Exploring distal regions of the A3 adenosine receptor binding site: Sterically constrained N6-(2-phenylethyl)adenosine derivatives as potent ligands

Article abstract of DOI:10.1016/j.bmc.2004.02.037

We synthesized phenyl ring-substituted analogues of N⁶-(1S,2R)- (2-phenyl-1-cyclopropyl)adenosine, which is highly potent in binding to the human A₃AR with a K_i value of 0.63nM. The effects of these structural changes on affinity at human and rat adenosine receptors and on intrinsic efficacy at the hA₃AR were measured.
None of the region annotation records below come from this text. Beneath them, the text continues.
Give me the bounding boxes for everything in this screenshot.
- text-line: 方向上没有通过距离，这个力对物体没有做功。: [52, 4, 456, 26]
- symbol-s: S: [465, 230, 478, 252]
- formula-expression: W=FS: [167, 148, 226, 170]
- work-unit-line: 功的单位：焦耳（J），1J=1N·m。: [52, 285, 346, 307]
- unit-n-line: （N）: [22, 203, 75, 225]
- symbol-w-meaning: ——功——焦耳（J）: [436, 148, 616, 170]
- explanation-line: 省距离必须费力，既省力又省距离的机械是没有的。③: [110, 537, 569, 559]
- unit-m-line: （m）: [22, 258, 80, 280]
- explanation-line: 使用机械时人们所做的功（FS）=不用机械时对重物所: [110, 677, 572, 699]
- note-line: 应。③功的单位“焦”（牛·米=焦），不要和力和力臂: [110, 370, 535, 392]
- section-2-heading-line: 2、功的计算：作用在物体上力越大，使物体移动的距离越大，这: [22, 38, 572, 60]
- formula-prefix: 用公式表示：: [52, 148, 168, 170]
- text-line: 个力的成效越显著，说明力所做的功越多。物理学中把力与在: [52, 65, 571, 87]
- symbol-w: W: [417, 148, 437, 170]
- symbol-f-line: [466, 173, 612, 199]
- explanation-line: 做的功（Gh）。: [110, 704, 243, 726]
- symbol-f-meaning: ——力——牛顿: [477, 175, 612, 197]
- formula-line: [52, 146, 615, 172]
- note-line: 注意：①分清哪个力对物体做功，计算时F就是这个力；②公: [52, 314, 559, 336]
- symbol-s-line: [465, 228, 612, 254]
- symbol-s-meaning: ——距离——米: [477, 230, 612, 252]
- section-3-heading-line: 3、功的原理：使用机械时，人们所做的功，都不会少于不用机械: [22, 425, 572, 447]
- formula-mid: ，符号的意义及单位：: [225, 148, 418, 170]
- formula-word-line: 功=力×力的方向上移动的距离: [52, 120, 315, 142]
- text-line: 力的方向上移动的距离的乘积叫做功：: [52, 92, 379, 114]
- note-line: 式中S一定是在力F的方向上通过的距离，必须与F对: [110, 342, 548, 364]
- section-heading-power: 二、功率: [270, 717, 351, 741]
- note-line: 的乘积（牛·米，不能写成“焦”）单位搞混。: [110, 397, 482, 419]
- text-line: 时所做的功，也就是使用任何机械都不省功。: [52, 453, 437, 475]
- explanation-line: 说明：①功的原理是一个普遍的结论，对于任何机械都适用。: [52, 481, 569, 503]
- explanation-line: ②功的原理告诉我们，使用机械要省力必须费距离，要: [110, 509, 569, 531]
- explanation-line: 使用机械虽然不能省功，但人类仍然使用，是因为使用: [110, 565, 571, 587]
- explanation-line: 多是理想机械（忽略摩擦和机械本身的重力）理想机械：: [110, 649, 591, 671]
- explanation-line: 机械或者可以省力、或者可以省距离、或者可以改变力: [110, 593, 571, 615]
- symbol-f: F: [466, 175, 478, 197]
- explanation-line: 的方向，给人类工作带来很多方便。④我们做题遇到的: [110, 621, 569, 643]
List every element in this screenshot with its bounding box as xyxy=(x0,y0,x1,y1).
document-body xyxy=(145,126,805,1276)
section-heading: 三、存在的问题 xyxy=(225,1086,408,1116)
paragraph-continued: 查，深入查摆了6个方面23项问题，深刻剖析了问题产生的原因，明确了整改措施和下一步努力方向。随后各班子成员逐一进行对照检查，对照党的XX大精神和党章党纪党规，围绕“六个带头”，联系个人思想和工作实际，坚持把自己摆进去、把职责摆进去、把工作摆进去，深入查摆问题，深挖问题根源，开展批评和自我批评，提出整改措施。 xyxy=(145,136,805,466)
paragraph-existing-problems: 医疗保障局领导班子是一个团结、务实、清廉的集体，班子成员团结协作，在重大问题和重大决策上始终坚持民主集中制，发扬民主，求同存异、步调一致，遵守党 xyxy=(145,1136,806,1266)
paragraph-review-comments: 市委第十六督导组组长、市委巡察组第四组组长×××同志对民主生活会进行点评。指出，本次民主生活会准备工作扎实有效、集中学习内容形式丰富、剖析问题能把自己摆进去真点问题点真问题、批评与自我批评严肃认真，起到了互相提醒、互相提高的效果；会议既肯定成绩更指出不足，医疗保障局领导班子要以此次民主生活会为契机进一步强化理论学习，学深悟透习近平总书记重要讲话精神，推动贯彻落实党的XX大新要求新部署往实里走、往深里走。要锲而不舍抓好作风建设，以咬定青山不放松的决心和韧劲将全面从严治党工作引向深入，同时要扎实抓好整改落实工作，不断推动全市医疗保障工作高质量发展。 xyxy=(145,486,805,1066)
A 3-nitrophenyl analogue was resolved chromatographically into pure diastereomers, which displayed 10-fold stereoselectivity in A₃AR binding in favor of the 1S,2R isomer. A molecular model defined a hydrophobic region (Phe168) in the putative A₃AR binding site around the phenyl moiety. A heteroaromatic group (3-thienyl) could substitute for the phenyl moiety with retention of high affinity of A₃AR binding. Other related N⁶-substituted adenosine derivatives were included for comparison. Although the N ⁶-(2-phenyl-1-cyclopropyl) derivatives were full A₃AR agonists, several other derivatives had greatly reduced efficacy. N ⁶-Cyclopropyladenosine was an A₃AR antagonist, and adding either one or two phenyl rings at the 2-position of the cyclopropyl moiety restored efficacy. N⁶-(2,2-Diphenylethyl)adenosine was an A ₃AR antagonist, and either adding a bond between the two phenyl rings (N⁶-9-fluorenylmethyl) or shortening the ethyl moiety (N ⁶-diphenylmethyl) restored efficacy. A QSAR study of the N ⁶ region provided a model that was complementary to the putative A₃AR binding site in a rhodopsin-based homology model. Thus, a new series of high-affinity A₃AR agonists and related nucleoside antagonists was explored through both empirical and theoretical approaches.